Le journal d’un pèlerin — 61

Negreira

Et c’est reparti!

Je me suis réveillé un peu en sursaut à 9h15 ce matin. Je me suis encore couché tard pour finir mon journal. Le réveil était un peu comme mon état d’âme à l’idée de reprendre la route. À part pour l’heure de fou, mon corps et mon esprit était dans leur routine impreigné dans ma fibre. J’avais hâte de marcher, de continuer, de reprendre, mais ça feelait comme une première fois.

J’ai partagé le déjeuner avec Sonia et Sylvie et sa nièce, mais j’étais en mode pèlerin qui marche et elles en mode autobus. (sauf pour la nièce qui à fait la loop de Santiago/Fisterra/Muxía/Santiago). J’ai bien mangé, réservé mon lit pour mon retour le 26 parce que l’albergue est géré par des gens sympas, de coeur et je suis parti en disant au revoir aux gens. Peut-être pour une dernière fois.

Sur le camino, j’étais bien. Mon guide est dans mon sac et je n’ai pas d’itinéraire précis. Je ne regarde pas l’heure vraiment et je profite. Y’annonçait de la pluie, mais au final c’tait plus de la bruine que d’autre chose. J’avais ma capote de sac, mais je marchais en t-shirt. Les paysages sont super beaux, les couleurs ressortent avec le gris du ciel. J’ai pris le temps de m’arrêter dans les bois pour écouter le vent, de flater un cheval qui voulait manger mon linge et j’ai vu des ti-minoux. Y’en avait un ti-noir qui m’a vu de loin et qui m’a approché en miaulant. Il ressemblait à Domino, mais tout noir avec seulement quelques poils blancs. Il avait la même attitude aussi, il a sauté sur ma mochila (sac à dos) et se frottait sur ma tête. J’ai tellement hâte de revoir mon chat!

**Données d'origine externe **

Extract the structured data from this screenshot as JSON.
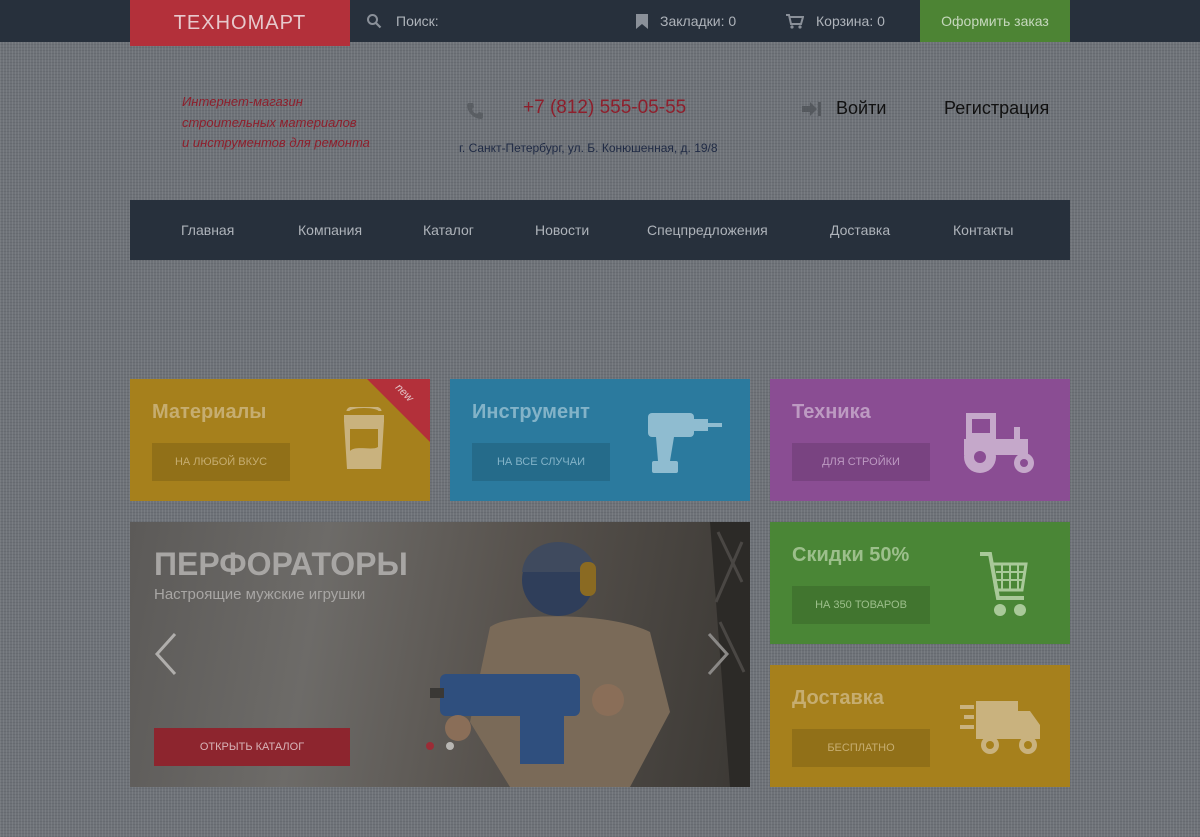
{
  "topbar": {
    "logo": "ТЕХНОМАРТ",
    "search_label": "Поиск:",
    "bookmarks": "Закладки: 0",
    "cart": "Корзина: 0",
    "order_button": "Оформить заказ",
    "icons": {
      "search": "search-icon",
      "bookmark": "bookmark-icon",
      "cart": "cart-icon"
    }
  },
  "header": {
    "tagline": [
      "Интернет-магазин",
      "строительных материалов",
      "и инструментов для ремонта"
    ],
    "phone": "+7 (812) 555-05-55",
    "address": "г. Санкт-Петербург, ул. Б. Конюшенная, д. 19/8",
    "login": "Войти",
    "register": "Регистрация"
  },
  "nav": {
    "items": [
      "Главная",
      "Компания",
      "Каталог",
      "Новости",
      "Спецпредложения",
      "Доставка",
      "Контакты"
    ]
  },
  "tiles": [
    {
      "title": "Материалы",
      "button": "на любой вкус",
      "badge": "new",
      "icon": "paint-bucket-icon",
      "color": "#a6801c"
    },
    {
      "title": "Инструмент",
      "button": "на все случаи",
      "icon": "drill-icon",
      "color": "#2b7a9e"
    },
    {
      "title": "Техника",
      "button": "для стройки",
      "icon": "tractor-icon",
      "color": "#8a4d93"
    },
    {
      "title": "Скидки 50%",
      "button": "на 350 товаров",
      "icon": "shopping-cart-icon",
      "color": "#4a8636"
    },
    {
      "title": "Доставка",
      "button": "бесплатно",
      "icon": "delivery-truck-icon",
      "color": "#a6801c"
    }
  ],
  "slider": {
    "title": "ПЕРФОРАТОРЫ",
    "subtitle": "Настроящие мужские игрушки",
    "button": "Открыть каталог",
    "active_slide": 1,
    "slide_count": 2
  },
  "colors": {
    "dark": "#27303c",
    "logo_red": "#b3303a",
    "order_green": "#4d8434",
    "accent_red": "#8e1f2c"
  }
}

Je suis distrait. J’ai du mal à écrire. Y’a un couple de Québécois, une Américaine et une Sud Coréenne qui parle en profondeur du camino. Une Allemande est venu me voir pour que je lui parle du chemin du Puy. Ma bouteille d’albariño descend plus vite que mon cahier se remplit. Je trouve ça beau de les écouter. Ça me remplit de gratitude d’avoir 28 ans et de faire le camino. De l’avoir fait. De l’avoir fait pour moi.

Sophie m’a dit, quand on s’est parlé, que Simon m’avait surement écrit. Je n’ai pourtant rien reçu sur ma nouvelle adresse, mais j’ai pas pensé de checker ma vieille… Il m’a écrit un court mail qui m’a fait du bien. J’était content de le lire. Il dit qu’il a été touché par ma lettre. On a une si belle relation qui évolue tant avec les années. Il dit ne pas aller trop bien et dans un même souffle me dit qu’il sera là pour moi. C’est tellement une belle preuve d’amitié — d’amour. Je ferais la même chose pour toi. Les gars ont fait un chalet sur un lac et Simon m’a envoyé une vidéo d’eux. J’ai pensé à ce moment-là, qu’autant j’aurais aimé ça être avec eux, je vivais l’expérience unique du camino. De savoir qu’ils ont pris le temps de penser à moi me touche et j’envoie une belle pensé pour eux. Ils disent qu’on dirait que ça fait pas longtemps que j’suis parti et que beaucoup de chose ont changées. Je m’en doutais bien et j’ai encore plus hâte de revenir IRL (in real life) et commencer, recommencer… continuer mon chemin.